The largest of these expenses will be the $3 million worth of work on Phase 3 of the Highway 19A improvement project, which will continue the improvements along the waterfront that have been taking place over the past several years, but next year will also see a $590,000 investment into the rehabilitation of Centennial Pool.
“The outdoor pool has been experiencing ongoing leakage for many years,” reads the financial plan’s justification for the expenditure, and in order to fix that leak – which has been estimated to be between 40,000 and 60,000 litres per day – the tiled upper gutter and wall assembly needs a complete rebuild.
“Island Health has already provided direction that the pool will not receive its operating permit for 2019 if the leak is not repaired,” the report says.
The pool also needs a new boiler, as the one in use is 21 years old and failure of the boiler would mean at least a partial – if not complete – cancellation of the pool’s operating season.
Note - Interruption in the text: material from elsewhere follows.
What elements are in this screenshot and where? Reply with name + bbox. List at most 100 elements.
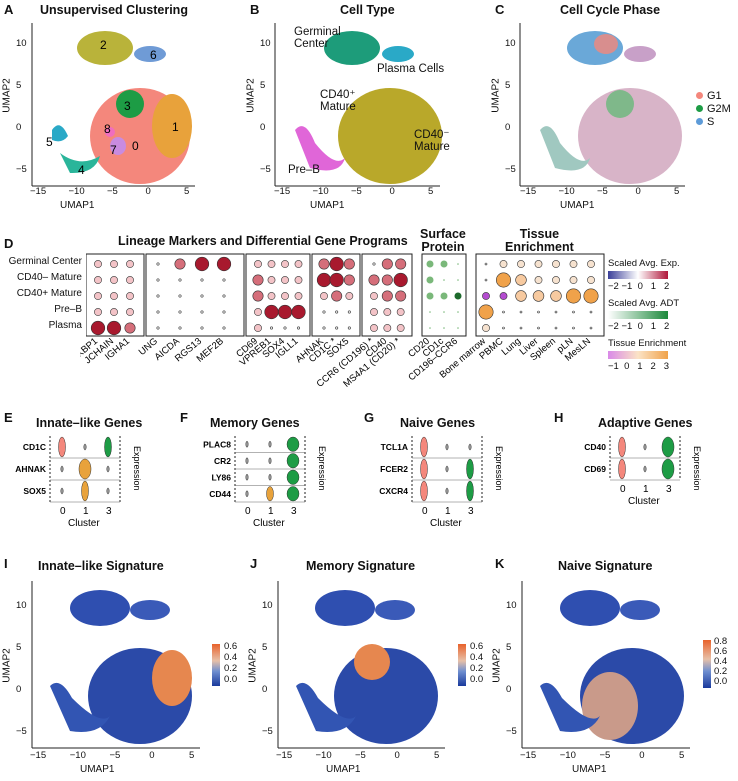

The capital project section of next year’s budget also contains $775,000 worth of vehicle replacements to revitalize the city’s operations, airport and light-duty fire fleet.
Four regular-duty pickup trucks for the wastewater, roads and parks departments are at end-of-life, as is a 2009 Kubota mower and a 1995 loader at the airport will all be replaced. A 2005 pickup truck and 1984 dump truck at the airport will be replaced by a single mini dump truck.
The budget also contains $355,000 for pedestrian upgrades for Willis Road, continuing the improvements already being done in the area, widening the paved shoulder and making stormwater improvements.
In an attempt to begin addressing the Dogwood corridor, council has also set aside $200,000 for a transit pullout at Carihi Secondary to allow city buses to pull out of the main northbound flow of traffic, much like the one already installed southbound at Strathcona Gardens.
But what’s on many people’s minds is likely the potential of a roundabout being installed at the entrance of the Maritime Heritage Centre (MHC).
While council has set aside $500,000 next year for work on the entrance, the final design of what that intersection will look like has not yet been confirmed.
“This will be coming back to council on what the latest plan is,” Mayor Andy Adams said in discussing the project’s budget. “What this amount of $500,000 is for is for the MHC entrance improvements, which could still be a variety of forms.”
The capital projects section of the budget also contains $500,000 for asphalt overlays, $300,000 for drainage improvements, $200,000 for downtown storm mitigation projects, $125,000 worth of structural work on the Discovery Pier and the beginning of some major work to take place on the Sportsplex, to the tune of $250,000. Another $2.2 million is scheduled to go into the Sportsplex in 2020.